Cross Entropy Method
The cross-entropy method (CEM) [Kobilarov, (2012), Botev, et al. (2013)] is one of the standard tools seen in model-based RL literature to solve estimation and optimization problems. It is fundamentally based on iteratively minimising the Kullback-Leibler divergence (or cross-entropy loss) between time-evolving versions of a distribution to obtain a final distribution such that there is a high probability of sampling high utility samples (utility is another word for cost or whatever objective is being maximised).
An example use case could be as follows. Given the dynamics and reward model in a reinforcement learning task, CEM (or more precisely, “CEM for optimization” as CEM can also be used for estimation) can be used in the planning step to obtain a “good” action distribution for the current state. Here’s an algorithm for this.
- In the simulation step, sample a sequence of action vectors (say of length = horizon)
- Evaluate a combined reward signal for this action sequence from the current state
- Update the sampling distribution such that the updated distribution offers a better expected value of the objective
- Repeat for some number of simulation steps
- In the real world, sample a sequence of actions from the final CEM distribution for this state
Formalisation
Although CEM is generally used for optimization, the original problem definition is for rare-event estimation. Its applications are to:
Estimate the probability of a rare event \(l = \mathbb{E}(S(x))\) where \(x\) is a random variable taking values in some set \(\mathcal {X}\) and \(S()\) is some (objective) function on \(\mathcal{X}\). Estimation is especially useful when \(l = \mathbb{P}(S(x) >= \lambda )\) where \(\lambda\) is a threshold indicating the rare event.
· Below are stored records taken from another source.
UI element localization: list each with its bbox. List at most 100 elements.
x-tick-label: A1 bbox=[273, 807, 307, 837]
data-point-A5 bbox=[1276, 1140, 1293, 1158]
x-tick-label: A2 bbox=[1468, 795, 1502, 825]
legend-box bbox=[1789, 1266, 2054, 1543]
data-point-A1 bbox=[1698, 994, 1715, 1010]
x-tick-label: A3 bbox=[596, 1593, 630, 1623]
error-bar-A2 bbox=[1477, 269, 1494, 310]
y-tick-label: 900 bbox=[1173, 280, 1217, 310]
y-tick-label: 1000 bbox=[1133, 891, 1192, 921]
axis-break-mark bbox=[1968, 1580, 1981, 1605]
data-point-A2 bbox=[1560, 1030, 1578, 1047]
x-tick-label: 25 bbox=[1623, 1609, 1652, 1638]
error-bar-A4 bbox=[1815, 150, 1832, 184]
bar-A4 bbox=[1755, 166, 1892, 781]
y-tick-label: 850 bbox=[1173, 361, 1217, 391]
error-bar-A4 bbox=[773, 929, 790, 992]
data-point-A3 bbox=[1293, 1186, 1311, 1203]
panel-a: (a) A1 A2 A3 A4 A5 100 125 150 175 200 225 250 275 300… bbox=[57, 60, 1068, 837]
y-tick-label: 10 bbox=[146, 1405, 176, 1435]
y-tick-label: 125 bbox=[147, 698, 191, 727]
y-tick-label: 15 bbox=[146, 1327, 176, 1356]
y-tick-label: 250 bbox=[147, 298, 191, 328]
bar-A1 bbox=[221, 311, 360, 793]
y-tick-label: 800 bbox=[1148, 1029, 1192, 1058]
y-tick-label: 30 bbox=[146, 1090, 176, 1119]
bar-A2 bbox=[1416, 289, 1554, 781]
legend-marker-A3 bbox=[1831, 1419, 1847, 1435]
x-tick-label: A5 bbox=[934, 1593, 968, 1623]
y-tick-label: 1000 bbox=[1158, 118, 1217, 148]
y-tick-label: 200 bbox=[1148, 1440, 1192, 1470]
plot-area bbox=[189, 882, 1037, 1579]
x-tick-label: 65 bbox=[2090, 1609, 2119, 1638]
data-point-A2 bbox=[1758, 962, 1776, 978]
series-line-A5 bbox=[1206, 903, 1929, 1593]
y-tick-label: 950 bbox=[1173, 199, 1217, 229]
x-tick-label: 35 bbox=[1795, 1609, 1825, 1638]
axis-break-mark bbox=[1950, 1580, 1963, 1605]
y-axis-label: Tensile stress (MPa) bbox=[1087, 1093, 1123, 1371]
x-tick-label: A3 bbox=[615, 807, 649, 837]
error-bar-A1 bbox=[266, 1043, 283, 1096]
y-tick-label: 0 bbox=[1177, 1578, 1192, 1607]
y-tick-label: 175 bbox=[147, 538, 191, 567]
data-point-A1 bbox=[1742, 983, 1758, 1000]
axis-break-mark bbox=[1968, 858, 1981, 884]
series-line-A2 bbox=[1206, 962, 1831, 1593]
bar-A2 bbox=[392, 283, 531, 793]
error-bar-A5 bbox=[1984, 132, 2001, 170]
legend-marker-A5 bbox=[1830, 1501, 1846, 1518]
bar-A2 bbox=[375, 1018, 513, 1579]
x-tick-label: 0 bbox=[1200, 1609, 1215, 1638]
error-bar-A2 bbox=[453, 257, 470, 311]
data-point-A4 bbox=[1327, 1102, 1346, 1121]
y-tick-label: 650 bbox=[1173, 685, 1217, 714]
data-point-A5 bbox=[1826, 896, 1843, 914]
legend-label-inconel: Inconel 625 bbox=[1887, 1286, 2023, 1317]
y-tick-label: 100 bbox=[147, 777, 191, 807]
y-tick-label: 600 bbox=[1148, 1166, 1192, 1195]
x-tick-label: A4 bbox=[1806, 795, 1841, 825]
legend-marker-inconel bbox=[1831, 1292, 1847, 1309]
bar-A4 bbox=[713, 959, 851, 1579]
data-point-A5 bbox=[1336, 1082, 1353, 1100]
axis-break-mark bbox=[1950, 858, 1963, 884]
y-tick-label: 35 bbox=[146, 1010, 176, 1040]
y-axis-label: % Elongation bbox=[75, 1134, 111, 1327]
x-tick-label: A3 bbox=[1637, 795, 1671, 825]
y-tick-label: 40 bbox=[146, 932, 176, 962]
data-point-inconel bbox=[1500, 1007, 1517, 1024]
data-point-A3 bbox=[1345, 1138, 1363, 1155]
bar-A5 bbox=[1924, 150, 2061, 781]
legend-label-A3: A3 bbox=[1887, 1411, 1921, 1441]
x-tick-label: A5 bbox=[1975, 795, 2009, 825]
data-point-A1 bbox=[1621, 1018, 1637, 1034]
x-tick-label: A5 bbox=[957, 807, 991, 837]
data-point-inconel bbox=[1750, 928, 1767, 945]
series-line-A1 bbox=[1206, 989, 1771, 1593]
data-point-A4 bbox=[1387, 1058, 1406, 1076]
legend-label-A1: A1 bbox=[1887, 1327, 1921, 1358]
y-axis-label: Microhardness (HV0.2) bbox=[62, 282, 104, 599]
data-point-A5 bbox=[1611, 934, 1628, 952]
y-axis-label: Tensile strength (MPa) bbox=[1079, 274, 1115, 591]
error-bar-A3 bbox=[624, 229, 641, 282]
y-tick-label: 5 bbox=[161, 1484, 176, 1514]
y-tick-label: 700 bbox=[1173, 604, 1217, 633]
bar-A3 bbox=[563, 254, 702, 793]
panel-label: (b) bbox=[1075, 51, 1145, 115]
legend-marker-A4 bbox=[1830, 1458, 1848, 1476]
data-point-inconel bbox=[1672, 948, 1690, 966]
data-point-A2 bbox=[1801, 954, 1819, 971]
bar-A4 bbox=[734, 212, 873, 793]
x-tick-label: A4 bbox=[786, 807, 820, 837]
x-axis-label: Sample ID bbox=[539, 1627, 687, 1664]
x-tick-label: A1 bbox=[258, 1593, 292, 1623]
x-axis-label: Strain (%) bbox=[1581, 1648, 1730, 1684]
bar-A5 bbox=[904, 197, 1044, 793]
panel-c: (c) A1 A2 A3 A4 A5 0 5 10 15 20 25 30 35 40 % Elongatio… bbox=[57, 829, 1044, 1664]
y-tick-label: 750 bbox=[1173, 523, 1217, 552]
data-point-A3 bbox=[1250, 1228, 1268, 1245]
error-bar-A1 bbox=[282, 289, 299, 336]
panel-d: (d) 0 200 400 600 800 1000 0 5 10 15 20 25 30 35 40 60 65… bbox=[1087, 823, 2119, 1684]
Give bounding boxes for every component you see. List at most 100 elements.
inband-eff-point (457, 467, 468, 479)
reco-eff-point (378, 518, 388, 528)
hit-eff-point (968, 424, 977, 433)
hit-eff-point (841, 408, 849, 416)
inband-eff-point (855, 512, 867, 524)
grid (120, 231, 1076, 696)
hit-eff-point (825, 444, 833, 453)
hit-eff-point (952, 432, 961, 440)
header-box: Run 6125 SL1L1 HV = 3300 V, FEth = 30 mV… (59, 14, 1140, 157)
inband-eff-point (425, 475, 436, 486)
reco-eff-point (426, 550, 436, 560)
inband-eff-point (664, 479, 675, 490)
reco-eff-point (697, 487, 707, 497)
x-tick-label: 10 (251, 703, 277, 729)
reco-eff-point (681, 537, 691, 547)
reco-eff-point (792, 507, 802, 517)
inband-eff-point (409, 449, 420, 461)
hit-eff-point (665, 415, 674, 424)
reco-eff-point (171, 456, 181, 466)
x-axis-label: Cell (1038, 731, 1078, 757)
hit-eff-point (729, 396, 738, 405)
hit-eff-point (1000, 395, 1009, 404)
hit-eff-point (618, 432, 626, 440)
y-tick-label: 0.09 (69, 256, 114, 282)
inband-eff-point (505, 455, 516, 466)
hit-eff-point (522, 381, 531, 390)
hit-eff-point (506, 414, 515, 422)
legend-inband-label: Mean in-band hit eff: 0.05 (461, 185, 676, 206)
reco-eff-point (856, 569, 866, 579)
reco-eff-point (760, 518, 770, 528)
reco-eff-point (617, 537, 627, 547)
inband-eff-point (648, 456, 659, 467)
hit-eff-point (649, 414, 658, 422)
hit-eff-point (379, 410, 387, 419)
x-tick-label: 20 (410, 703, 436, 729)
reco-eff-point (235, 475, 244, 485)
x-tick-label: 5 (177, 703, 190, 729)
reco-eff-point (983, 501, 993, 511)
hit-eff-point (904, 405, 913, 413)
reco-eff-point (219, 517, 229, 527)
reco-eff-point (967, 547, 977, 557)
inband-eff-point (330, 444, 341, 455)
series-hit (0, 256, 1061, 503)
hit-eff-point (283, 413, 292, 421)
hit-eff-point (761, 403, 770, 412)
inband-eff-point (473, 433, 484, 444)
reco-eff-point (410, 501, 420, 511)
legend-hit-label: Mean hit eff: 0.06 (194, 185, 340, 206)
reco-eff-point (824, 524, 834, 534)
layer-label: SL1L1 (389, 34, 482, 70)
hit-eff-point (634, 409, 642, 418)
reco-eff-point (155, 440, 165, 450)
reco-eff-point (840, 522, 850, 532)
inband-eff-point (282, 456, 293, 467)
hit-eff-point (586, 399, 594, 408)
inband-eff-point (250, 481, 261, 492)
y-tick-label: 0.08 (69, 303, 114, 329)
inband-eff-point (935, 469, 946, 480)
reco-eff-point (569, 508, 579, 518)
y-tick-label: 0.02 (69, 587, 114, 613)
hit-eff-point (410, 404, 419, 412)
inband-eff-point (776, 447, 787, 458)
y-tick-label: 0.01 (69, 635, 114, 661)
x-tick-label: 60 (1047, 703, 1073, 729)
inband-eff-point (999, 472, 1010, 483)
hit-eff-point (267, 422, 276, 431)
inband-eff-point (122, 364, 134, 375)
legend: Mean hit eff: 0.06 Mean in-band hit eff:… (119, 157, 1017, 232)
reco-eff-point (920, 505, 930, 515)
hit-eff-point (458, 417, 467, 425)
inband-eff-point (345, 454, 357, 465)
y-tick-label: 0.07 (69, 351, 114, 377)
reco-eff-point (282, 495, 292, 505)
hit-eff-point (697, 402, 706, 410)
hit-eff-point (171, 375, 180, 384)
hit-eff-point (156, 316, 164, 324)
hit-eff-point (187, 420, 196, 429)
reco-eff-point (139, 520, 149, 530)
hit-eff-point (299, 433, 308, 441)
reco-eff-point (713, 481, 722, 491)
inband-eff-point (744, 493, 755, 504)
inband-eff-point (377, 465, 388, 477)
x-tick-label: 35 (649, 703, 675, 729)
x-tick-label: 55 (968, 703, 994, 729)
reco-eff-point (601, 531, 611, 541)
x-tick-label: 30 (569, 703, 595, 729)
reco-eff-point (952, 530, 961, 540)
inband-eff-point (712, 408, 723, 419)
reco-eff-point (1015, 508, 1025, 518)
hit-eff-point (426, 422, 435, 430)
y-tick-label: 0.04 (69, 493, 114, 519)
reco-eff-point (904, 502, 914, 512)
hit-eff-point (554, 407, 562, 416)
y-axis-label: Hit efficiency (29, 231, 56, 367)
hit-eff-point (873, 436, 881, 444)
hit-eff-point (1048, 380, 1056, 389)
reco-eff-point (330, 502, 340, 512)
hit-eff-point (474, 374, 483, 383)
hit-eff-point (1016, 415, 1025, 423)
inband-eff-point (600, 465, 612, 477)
Optimize some given objective function \(S(x)\) where \(x \in X\). If \(S()\) is unknown then it can be estimated via simulation.
References
Kobilarov, Marin (2012). Cross-entropy motion planning. The International Journal of Robotics Research
Botev, Zdravko I and Kroese, Dirk P and Rubinstein, Reuven Y and L’Ecuyer, Pierre (2013). The cross-entropy method for optimization.